The patient’s perception develops as follows: one. This person will make the diagnosis! He is my only doctor. 2. He said, ‘A mammogram and a breast ultrasound’, so it doesn’t have a feature. Where would it be easier and cheaper to have it done?’ The patient, unaware of the nature of the examination, seeks an easy, inexpensive (if possible, no fee) center. He usually never meets the radiology doctor in the center he has chosen, and even if he does, he does not know that he has met; Unaware of the radiologist’s role in him and even that he is a doctor, he usually only deals with the secretary and technician, receives his report and goes to his ‘doctor’ without even having to read it; after all, “he will make the diagnosis” (!). 3.If after the examination he asks the radiologist about his breast, the radiologist’s response is: ‘Get your report, go to your doctor, he will tell you’.

The radiologist thinks that he is “good service” to the physician who sent him a patient; probably, that he is the one who must make the diagnosis and is unaware of the message it gives to the patient. However, in the patient’s perception, the radiologist says: “I’m not a doctor and I don’t know what’s in your breast. Your diagnosis will be made by your doctor who sent you to me”. This judgment is also shared by the requesting physician (General surgeon or Obstetrician) because the radiologist’s report is often vague, obscure, and overly cautious; It does not contain a definitive conclusion, comment and naturally (!), a recommendation. With this report, the patient comes to the office of the doctor who made the request. From the obstetrician’s point of view, this vague and suggestive report requires delegating responsibility to the general surgeon; In terms of general surgeon, it is usually BIOPSY…

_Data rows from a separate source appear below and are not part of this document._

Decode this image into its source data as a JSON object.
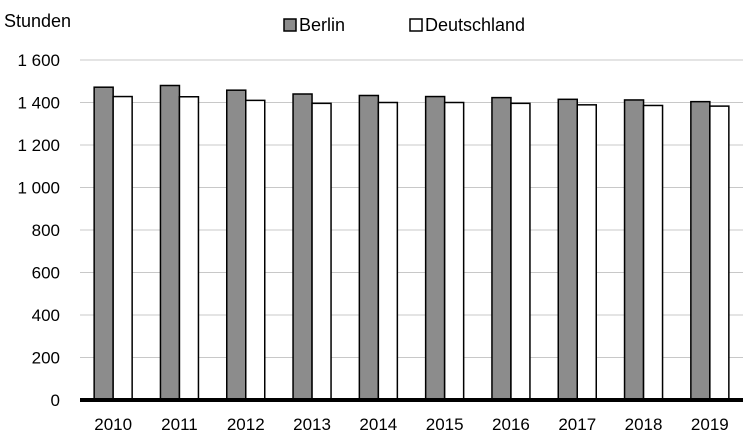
{
  "chart_data": {
    "type": "bar",
    "ylabel": "Stunden",
    "categories": [
      "2010",
      "2011",
      "2012",
      "2013",
      "2014",
      "2015",
      "2016",
      "2017",
      "2018",
      "2019"
    ],
    "series": [
      {
        "name": "Berlin",
        "color": "#8c8c8c",
        "values": [
          1472,
          1480,
          1458,
          1440,
          1433,
          1428,
          1423,
          1415,
          1412,
          1404
        ]
      },
      {
        "name": "Deutschland",
        "color": "#ffffff",
        "values": [
          1428,
          1427,
          1410,
          1396,
          1400,
          1400,
          1396,
          1389,
          1386,
          1383
        ]
      }
    ],
    "ylim": [
      0,
      1600
    ],
    "yticks": [
      0,
      200,
      400,
      600,
      800,
      1000,
      1200,
      1400,
      1600
    ],
    "ytick_labels": [
      "0",
      "200",
      "400",
      "600",
      "800",
      "1 000",
      "1 200",
      "1 400",
      "1 600"
    ],
    "grid": true,
    "legend_position": "top"
  }
}
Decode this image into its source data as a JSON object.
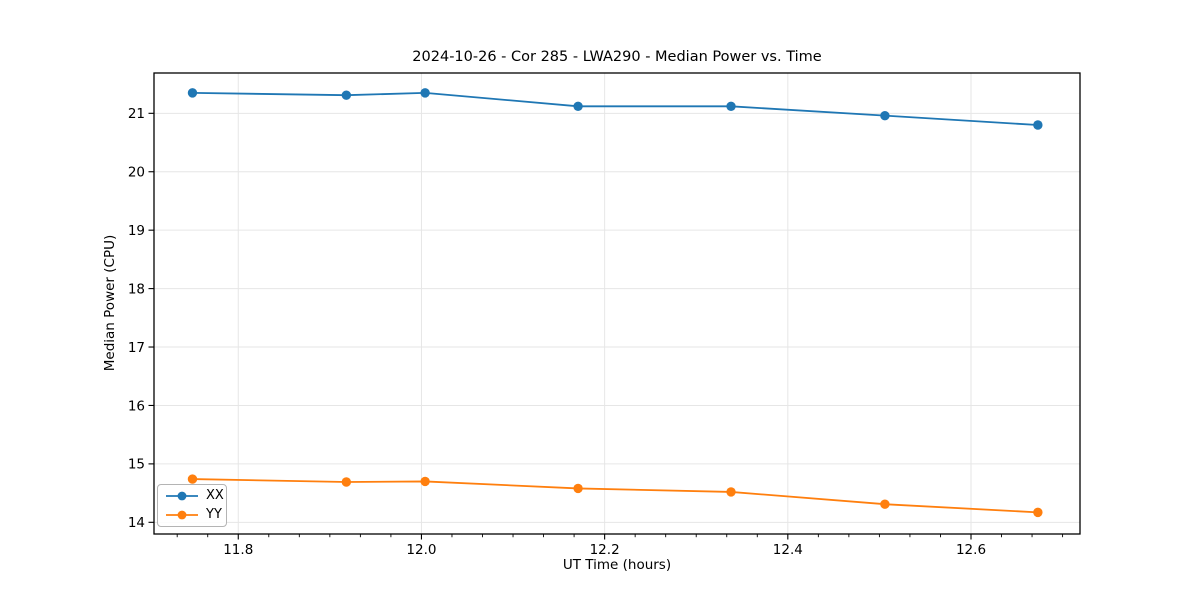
{
  "page": {
    "background": "#ffffff"
  },
  "chart_data": {
    "type": "line",
    "title": "2024-10-26 - Cor 285 - LWA290 - Median Power vs. Time",
    "xlabel": "UT Time (hours)",
    "ylabel": "Median Power (CPU)",
    "xlim": [
      11.708,
      12.719
    ],
    "ylim": [
      13.8,
      21.69
    ],
    "xticks": [
      11.8,
      12.0,
      12.2,
      12.4,
      12.6
    ],
    "yticks": [
      14,
      15,
      16,
      17,
      18,
      19,
      20,
      21
    ],
    "x_minor_tick_step": 0.0333333,
    "grid": true,
    "grid_color": "#e6e6e6",
    "axis_color": "#000000",
    "legend_position": "lower left",
    "x": [
      11.75,
      11.918,
      12.004,
      12.171,
      12.338,
      12.506,
      12.673
    ],
    "series": [
      {
        "name": "XX",
        "color": "#1f77b4",
        "values": [
          21.35,
          21.31,
          21.35,
          21.12,
          21.12,
          20.96,
          20.8
        ]
      },
      {
        "name": "YY",
        "color": "#ff7f0e",
        "values": [
          14.74,
          14.69,
          14.7,
          14.58,
          14.52,
          14.31,
          14.17
        ]
      }
    ]
  }
}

What about the biopsy method? SURGICAL BIOPSY IS THE ONLY BIOPSY METHOD for 99% of general surgeons in Turkey.

With this scenario, thousands of women in Turkey are probably undergoing unnecessary breast biopsies every day. Thousands of other women sleep in the peace of having regular mammography screenings, unaware that they have cancer in their breasts. Of course, there will come a day and there is cancer in her breasts, but it is no longer at an early stage. In other words, neither life expectancy nor quality of life can be preserved. Those women who are meticulous about their health think that it is FATE..!

What about American and European women? They BUY quality in health services BECAUSE THEY DEMAND! They are demanding because they care about a long life with both breasts in place. They carefully select the radiologist for whom they will have their mammograms done and discuss their diagnosis with the radiologist doctors. There, 99% of breast biopsies are performed radiologically rather than surgically, that is, by a radiologist.